Recorrido en la amarilla
La primera vez que le vi, estaba en el andén del metro. La línea 4, la amarilla, en Llucmajor.
Yo siempre iba con prisas, pero hubo un instante fugaz aquella mañana, en que nuestras miradas se cruzaron y sentí una descarga que detuvo mi vida unos minutos.
Aparté mi mirada rápidamente. Mi corazón latía acelerado y pasé delante de él casi conteniendo la respiración. Mirando al frente, como si no me hubiera percatado de nuestro cruce de miradas.
Sin embargo, sentía (o creía sentir) sus eléctricos ojos grises fijos en mí.
Subimos en el mismo vagón. Los dos de pie.
Le miré a hurtadillas, a tan sólo unos metros de distancia. Él se apoyaba en la pared del final del vagón con las manos a la espalda. Comprobé con varias miradas fugaces que los tejanos le sentaban bien. Llevaba botas gruesas de trabajo a pesar de ser verano, y una sencilla camiseta blanca holgada.
Al echar otra mirada fugaz, esta vez a su rostro, comprobé que me miraba fijamente. (¿Con curiosidad?)
Bajé la mirada lo más rápido que pude y sentí mis mejillas arder. Mi corazón, que se saltaba un latido en su acelerado palpitar, amenazaba con salirse de mi pecho.
Me sentía avergonzada, intimidada, excitada e insegura con sólo una mirada.
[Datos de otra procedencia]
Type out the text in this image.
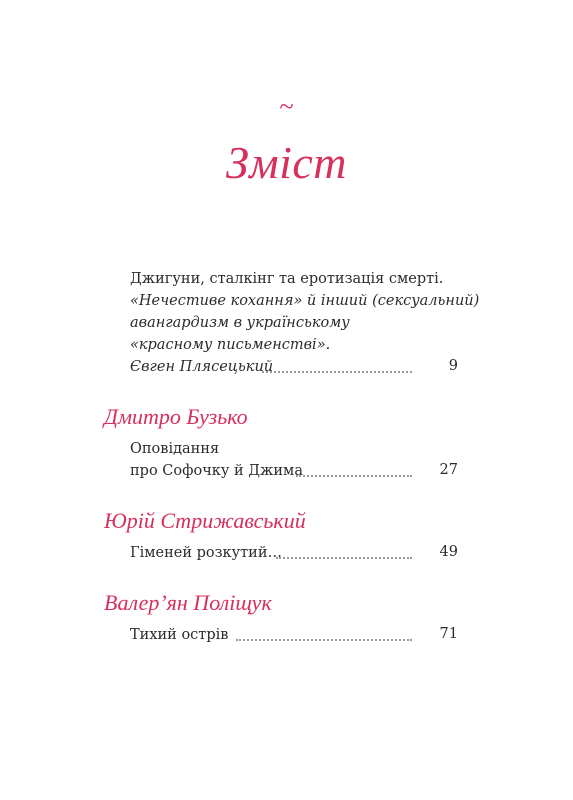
~
Зміст
Джигуни, сталкінг та еротизація смерті.
«Нечестиве кохання» й інший (сексуальний)
авангардизм в українському
«красному письменстві».
Євген Плясецький	9
Дмитро Бузько
Оповідання
про Софочку й Джима	27
Юрій Стрижавський
Гіменей розкутий…	49
Валер’ян Поліщук
Тихий острів	71
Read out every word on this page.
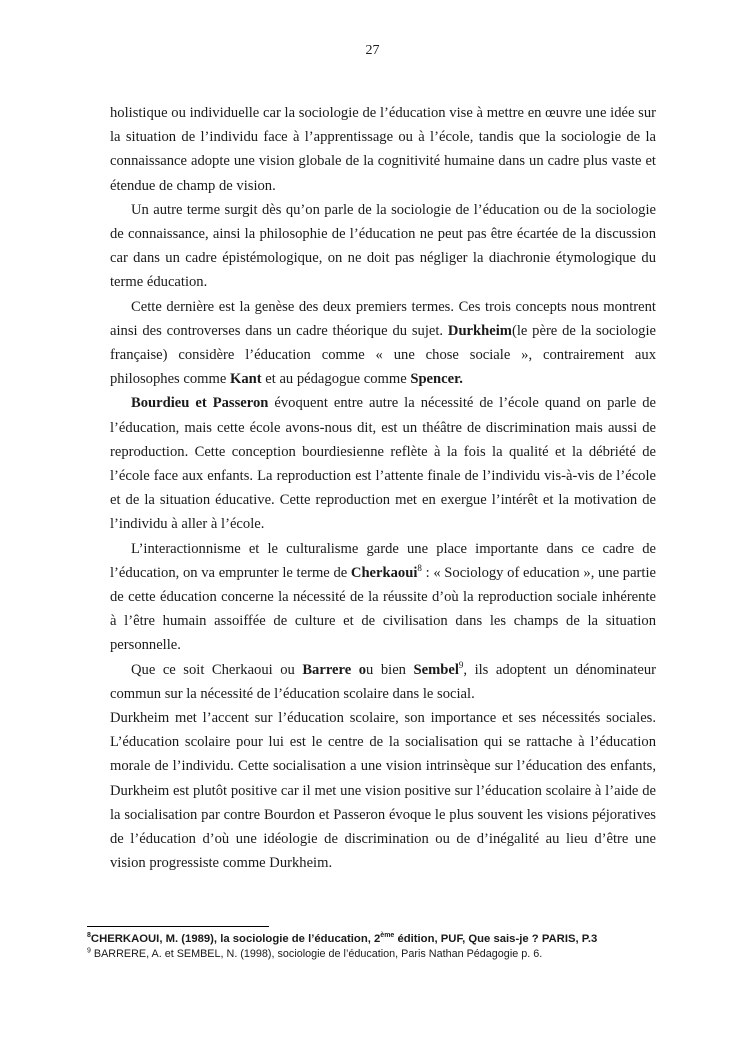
27

holistique ou individuelle car la sociologie de l’éducation vise à mettre en œuvre une idée sur la situation de l’individu face à l’apprentissage ou à l’école, tandis que la sociologie de la connaissance adopte une vision globale de la cognitivité humaine dans un cadre plus vaste et étendue de champ de vision.

Un autre terme surgit dès qu’on parle de la sociologie de l’éducation ou de la sociologie de connaissance, ainsi la philosophie de l’éducation ne peut pas être écartée de la discussion car dans un cadre épistémologique, on ne doit pas négliger la diachronie étymologique du terme éducation.

Cette dernière est la genèse des deux premiers termes. Ces trois concepts nous montrent ainsi des controverses dans un cadre théorique du sujet. Durkheim(le père de la sociologie française) considère l’éducation comme « une chose sociale », contrairement aux philosophes comme Kant et au pédagogue comme Spencer.

Bourdieu et Passeron évoquent entre autre la nécessité de l’école quand on parle de l’éducation, mais cette école avons-nous dit, est un théâtre de discrimination mais aussi de reproduction. Cette conception bourdiesienne reflète à la fois la qualité et la débriété de l’école face aux enfants. La reproduction est l’attente finale de l’individu vis-à-vis de l’école et de la situation éducative. Cette reproduction met en exergue l’intérêt et la motivation de l’individu à aller à l’école.

L’interactionnisme et le culturalisme garde une place importante dans ce cadre de l’éducation, on va emprunter le terme de Cherkaoui$^8$ : « Sociology of education », une partie de cette éducation concerne la nécessité de la réussite d’où la reproduction sociale inhérente à l’être humain assoiffée de culture et de civilisation dans les champs de la situation personnelle.

Que ce soit Cherkaoui ou Barrere ou bien Sembel$^9$, ils adoptent un dénominateur commun sur la nécessité de l’éducation scolaire dans le social.

Durkheim met l’accent sur l’éducation scolaire, son importance et ses nécessités sociales. L’éducation scolaire pour lui est le centre de la socialisation qui se rattache à l’éducation morale de l’individu. Cette socialisation a une vision intrinsèque sur l’éducation des enfants, Durkheim est plutôt positive car il met une vision positive sur l’éducation scolaire à l’aide de la socialisation par contre Bourdon et Passeron évoque le plus souvent les visions péjoratives de l’éducation d’où une idéologie de discrimination ou de d’inégalité au lieu d’être une vision progressiste comme Durkheim.

$^8$CHERKAOUI, M. (1989), la sociologie de l’éducation, 2ème édition, PUF, Que sais-je ? PARIS, P.3
$^9$ BARRERE, A. et SEMBEL, N. (1998), sociologie de l’éducation, Paris Nathan Pédagogie p. 6.
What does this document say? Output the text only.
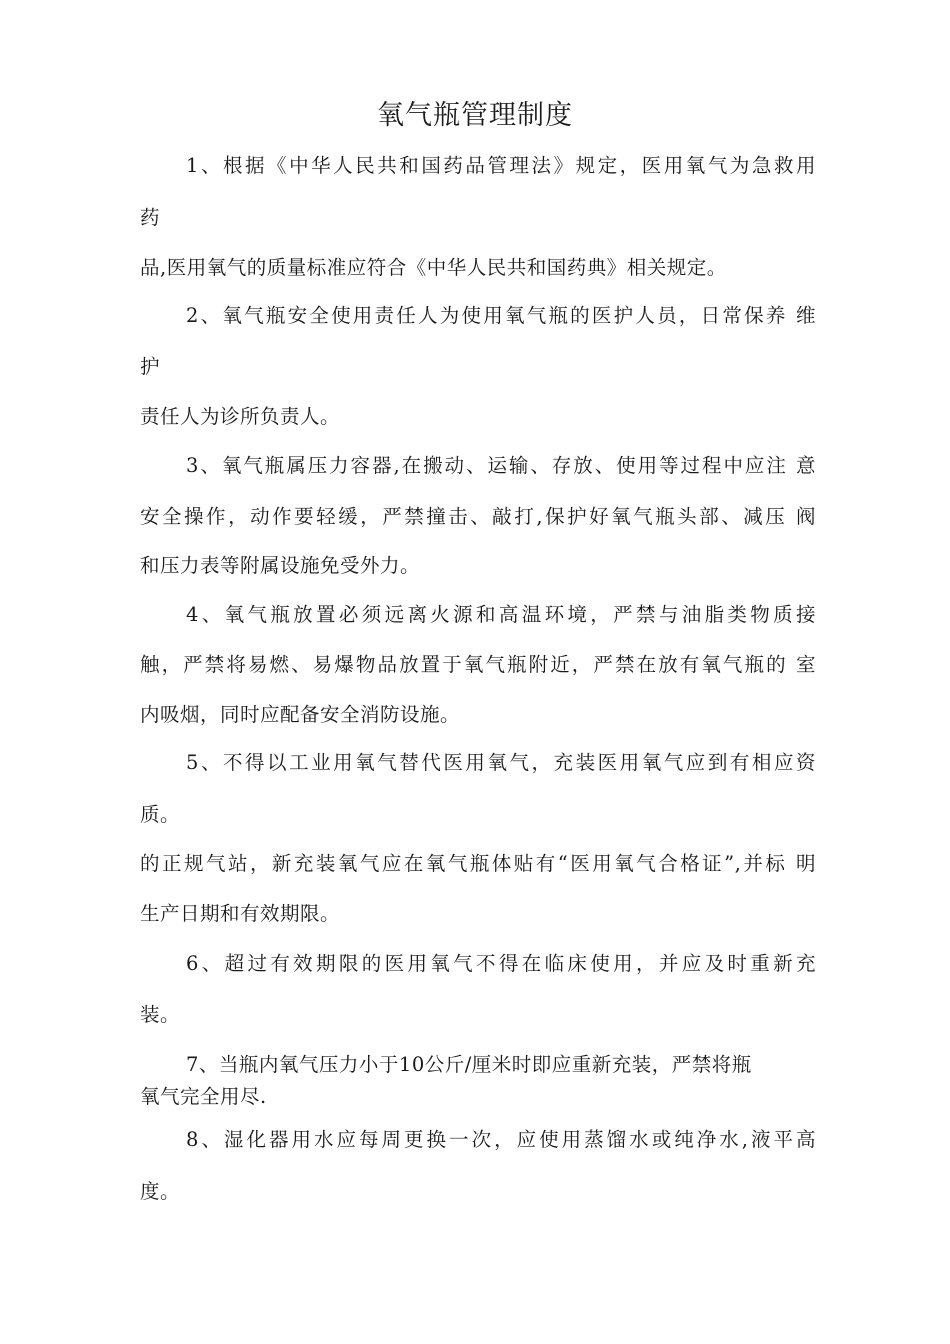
氧气瓶管理制度
1、根据《中华人民共和国药品管理法》规定，医用氧气为急救用
药
品,医用氧气的质量标准应符合《中华人民共和国药典》相关规定。
2、氧气瓶安全使用责任人为使用氧气瓶的医护人员，日常保养 维
护
责任人为诊所负责人。
3、氧气瓶属压力容器,在搬动、运输、存放、使用等过程中应注 意
安全操作，动作要轻缓，严禁撞击、敲打,保护好氧气瓶头部、减压 阀
和压力表等附属设施免受外力。
4、氧气瓶放置必须远离火源和高温环境，严禁与油脂类物质接
触，严禁将易燃、易爆物品放置于氧气瓶附近，严禁在放有氧气瓶的 室
内吸烟，同时应配备安全消防设施。
5、不得以工业用氧气替代医用氧气，充装医用氧气应到有相应资
质。
的正规气站，新充装氧气应在氧气瓶体贴有“医用氧气合格证”,并标 明
生产日期和有效期限。
6、超过有效期限的医用氧气不得在临床使用，并应及时重新充
装。
7、当瓶内氧气压力小于10公斤/厘米时即应重新充装，严禁将瓶
氧气完全用尽.
8、湿化器用水应每周更换一次，应使用蒸馏水或纯净水,液平高
度。
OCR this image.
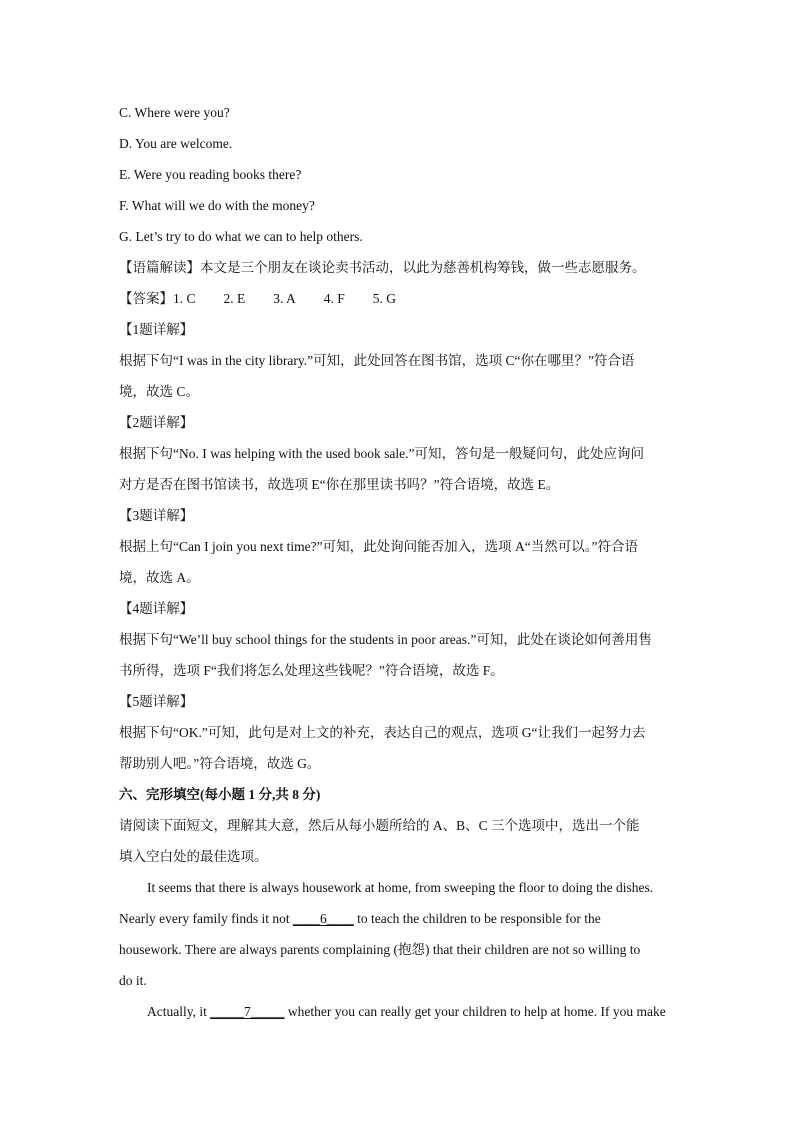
C. Where were you?
D. You are welcome.
E. Were you reading books there?
F. What will we do with the money?
G. Let’s try to do what we can to help others.
【语篇解读】本文是三个朋友在谈论卖书活动，以此为慈善机构筹钱，做一些志愿服务。
【答案】1. C 2. E 3. A 4. F 5. G
【1题详解】
根据下句“I was in the city library.”可知，此处回答在图书馆，选项 C“你在哪里？”符合语
境，故选 C。
【2题详解】
根据下句“No. I was helping with the used book sale.”可知，答句是一般疑问句，此处应询问
对方是否在图书馆读书，故选项 E“你在那里读书吗？”符合语境，故选 E。
【3题详解】
根据上句“Can I join you next time?”可知，此处询问能否加入，选项 A“当然可以。”符合语
境，故选 A。
【4题详解】
根据下句“We’ll buy school things for the students in poor areas.”可知，此处在谈论如何善用售
书所得，选项 F“我们将怎么处理这些钱呢？”符合语境，故选 F。
【5题详解】
根据下句“OK.”可知，此句是对上文的补充，表达自己的观点，选项 G“让我们一起努力去
帮助别人吧。”符合语境，故选 G。
六、完形填空(每小题 1 分,共 8 分)
请阅读下面短文，理解其大意，然后从每小题所给的 A、B、C 三个选项中，选出一个能
填入空白处的最佳选项。
It seems that there is always housework at home, from sweeping the floor to doing the dishes.
Nearly every family finds it not ____6____ to teach the children to be responsible for the
housework. There are always parents complaining (抱怨) that their children are not so willing to
do it.
Actually, it _____7_____ whether you can really get your children to help at home. If you make
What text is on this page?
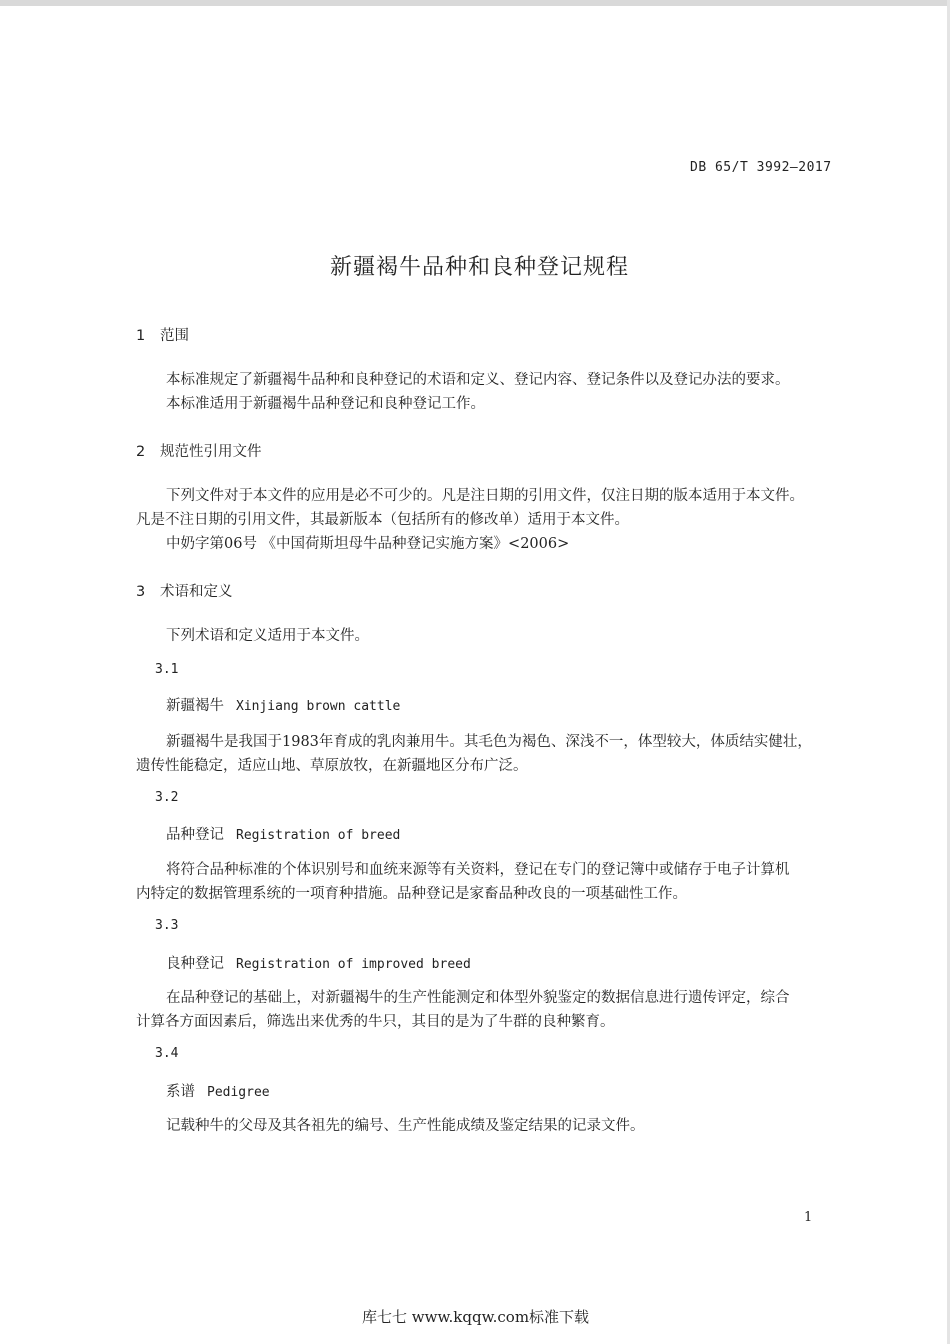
DB 65/T 3992—2017
新疆褐牛品种和良种登记规程
1 范围
本标准规定了新疆褐牛品种和良种登记的术语和定义、登记内容、登记条件以及登记办法的要求。
本标准适用于新疆褐牛品种登记和良种登记工作。
2 规范性引用文件
下列文件对于本文件的应用是必不可少的。凡是注日期的引用文件，仅注日期的版本适用于本文件。
凡是不注日期的引用文件，其最新版本（包括所有的修改单）适用于本文件。
中奶字第06号 《中国荷斯坦母牛品种登记实施方案》<2006>
3 术语和定义
下列术语和定义适用于本文件。
3.1
新疆褐牛 Xinjiang brown cattle
新疆褐牛是我国于1983年育成的乳肉兼用牛。其毛色为褐色、深浅不一，体型较大，体质结实健壮，
遗传性能稳定，适应山地、草原放牧，在新疆地区分布广泛。
3.2
品种登记 Registration of breed
将符合品种标准的个体识别号和血统来源等有关资料，登记在专门的登记簿中或储存于电子计算机
内特定的数据管理系统的一项育种措施。品种登记是家畜品种改良的一项基础性工作。
3.3
良种登记 Registration of improved breed
在品种登记的基础上，对新疆褐牛的生产性能测定和体型外貌鉴定的数据信息进行遗传评定，综合
计算各方面因素后，筛选出来优秀的牛只，其目的是为了牛群的良种繁育。
3.4
系谱 Pedigree
记载种牛的父母及其各祖先的编号、生产性能成绩及鉴定结果的记录文件。
1
库七七 www.kqqw.com标准下载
Era inaudito que un solo cruce de miradas provocara tal descarga de electricidad. Tal tsunami de sensaciones…
Pero todo eso fue antes.
Antes de que aprendiera a no correr por la vida y a mirar a mi alrededor apreciando los pequeños detalles que me rodean.
Antes de aprender a disfrutar del camino, abandonando la prisa del que tiene que llegar a un destino concreto.
Antes de entender que no siempre lo que deseamos es lo que necesitamos.
Nos acercábamos rápidamente a Urquinaona, mi parada (Quizás más rápido de lo que me hubiera gustado).
Al entrar en Passeig de Gràcia, la marea humana que había en el vagón empezó a moverse para llegar a las puertas. Mi cuerpo también comenzó a desplazarse sin casi darme cuenta; dejando pasar, apartándome y acercándome (casi) inconscientemente hacia él.
Las puertas del metro se cerraron mientras sonaba el agudo pitido de aviso, y lo sentí más que verlo, a mi derecha. Giré ligeramente la cabeza y me encontré con su rostro a escasos centímetros del mío.
Mi corazón resonando en mis oídos; él me miraba divertido con una media sonrisa, pero sin intención de decir ni un palabra. Creo que yo también sonreía.
No recuerdo haber decidido hacerlo en ningún momento, ni haberlo pensado, y sin embargo, me acerqué a besarlo.
Sus ojos se oscurecieron mirando mis labios y su media sonrisa se desdibujó. Bajó ligeramente la cabeza hacia mí, y sin más, hice un último acercamiento.
La voz del metro anunció la próxima parada: “Urquinaona” (YA??)
Le besé despacio, moviendo mis labios contra los suyos con suavidad pero con firmeza. Él respondió a mi beso con la misma ternura y pasión.
No sacó las manos de la espalda y yo no lo toqué. El beso se intensificó por un momento, y al siguiente instante, yo me aparté lentamente. Me miraba serio, confundido, intrigado.
Se abrieron las puertas del metro en Urquinaona y sin más, me bajé y caminé por el andén sin mirar atrás, mientras las puertas se cerraban y el metro continuaba su camino hasta la siguiente estación.
Noté que mis labios sonreían y aún vibraban con un agradable hormigueo.
Quizás volviera a verle otra vez o quizás no.
Quizás si nos fijamos en los pequeños detalles del recorrido, podremos descubrir alternativas a nuestra ruta que nos lleven a volvernos a encontrar.